Converting polar equation to rectangular equation

Question

I'm doing exercises of converting polar equations to rectangular. I would like to check if what I'm doing is right.

1. $$\frac{\sin^2(\theta)}{\cos(\theta)}=\frac{1}{r}$$ $$r\sin^2(\theta)=\cos(\theta)$$ $$r\cdot r\sin^2(\theta)=\cos(\theta)\cdot r$$ $$r^2\sin^2(\theta)=r\cos(\theta)$$ $$(r\sin(\theta))^2=r\cos(\theta)$$ $$y^2=x$$

Is this right? Do I have to take the square root on both sides?

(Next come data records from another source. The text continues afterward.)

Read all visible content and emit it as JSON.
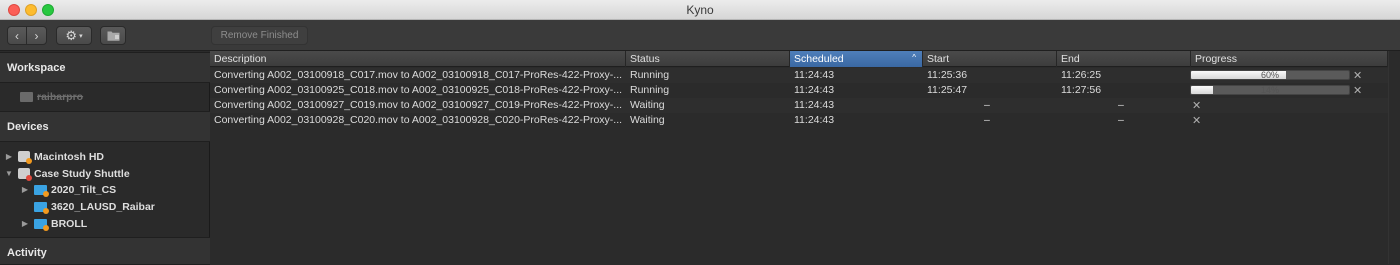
{
  "window": {
    "title": "Kyno"
  },
  "toolbar": {
    "back_icon": "‹",
    "forward_icon": "›",
    "gear_icon": "⚙",
    "gear_chevron": "▾",
    "remove_finished": "Remove Finished"
  },
  "sidebar": {
    "workspace": {
      "header": "Workspace",
      "items": [
        "raibarpro"
      ]
    },
    "devices": {
      "header": "Devices",
      "items": [
        {
          "label": "Macintosh HD",
          "expanded": false
        },
        {
          "label": "Case Study Shuttle",
          "expanded": true
        },
        {
          "label": "2020_Tilt_CS",
          "expanded": false
        },
        {
          "label": "3620_LAUSD_Raibar",
          "expanded": false
        },
        {
          "label": "BROLL",
          "expanded": false
        }
      ]
    },
    "activity": {
      "header": "Activity"
    }
  },
  "table": {
    "columns": [
      "Description",
      "Status",
      "Scheduled",
      "Start",
      "End",
      "Progress"
    ],
    "sorted_column": "Scheduled",
    "rows": [
      {
        "description": "Converting A002_03100918_C017.mov to A002_03100918_C017-ProRes-422-Proxy-...",
        "status": "Running",
        "scheduled": "11:24:43",
        "start": "11:25:36",
        "end": "11:26:25",
        "progress": 0.6,
        "progress_label": "60%"
      },
      {
        "description": "Converting A002_03100925_C018.mov to A002_03100925_C018-ProRes-422-Proxy-...",
        "status": "Running",
        "scheduled": "11:24:43",
        "start": "11:25:47",
        "end": "11:27:56",
        "progress": 0.14,
        "progress_label": "14%"
      },
      {
        "description": "Converting A002_03100927_C019.mov to A002_03100927_C019-ProRes-422-Proxy-...",
        "status": "Waiting",
        "scheduled": "11:24:43",
        "start": "–",
        "end": "–",
        "progress": null,
        "progress_label": ""
      },
      {
        "description": "Converting A002_03100928_C020.mov to A002_03100928_C020-ProRes-422-Proxy-...",
        "status": "Waiting",
        "scheduled": "11:24:43",
        "start": "–",
        "end": "–",
        "progress": null,
        "progress_label": ""
      }
    ],
    "cancel_icon": "✕",
    "sort_arrow": "^"
  },
  "colors": {
    "accent": "#3a68a3",
    "close": "#fc5f57",
    "minimize": "#fdbc2e",
    "maximize": "#28c840",
    "badge_red": "#e0483c",
    "badge_orange": "#f29a1f",
    "folder_blue": "#3aa3e3"
  }
}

2. $$r=\frac{\theta}{\sin(\theta)}$$ $$ \sin(\theta)\cdot r=\frac{\theta}{\sin(\theta)}\cdot \sin(\theta)$$ $$r\sin(\theta)=\theta$$ $$y=\theta$$

I have my doubts here because I think $\theta$ must disappear.

Answer 1

As $y=r\cos\theta,x=?$

$\dfrac yx=\tan\theta$

$\theta=\arctan\dfrac yx$ where we need to consider general values of $\arctan$

as $\theta$ can assume any finite and real value

Answer 2

For the first one you are correct:

I am assuming you are using the following identities:

$$x=r\text{cos}(\theta)\hspace{4mm}y=r\text{sin}(\theta)\hspace{4mm}r=\sqrt{x^2+y^2}$$

As for if you have to take the square root to the equation $x=y^2$ not that the ordered pairs $(x,y)$ that satisfy this equation are the same if you consider $y^2=x$ or $y=\pm \sqrt{x}$ with the later being more customary. What you do have to be mindful of is since there is no restriction on $\theta$ are we accounting for all the quadrants of our graph. Note that $y^2=x$ falls in quadrant I and IV. The polar equation $r=\frac{\cos(\theta))}{\sin^2(\theta)}$ is in quadrant I and IV so all is good.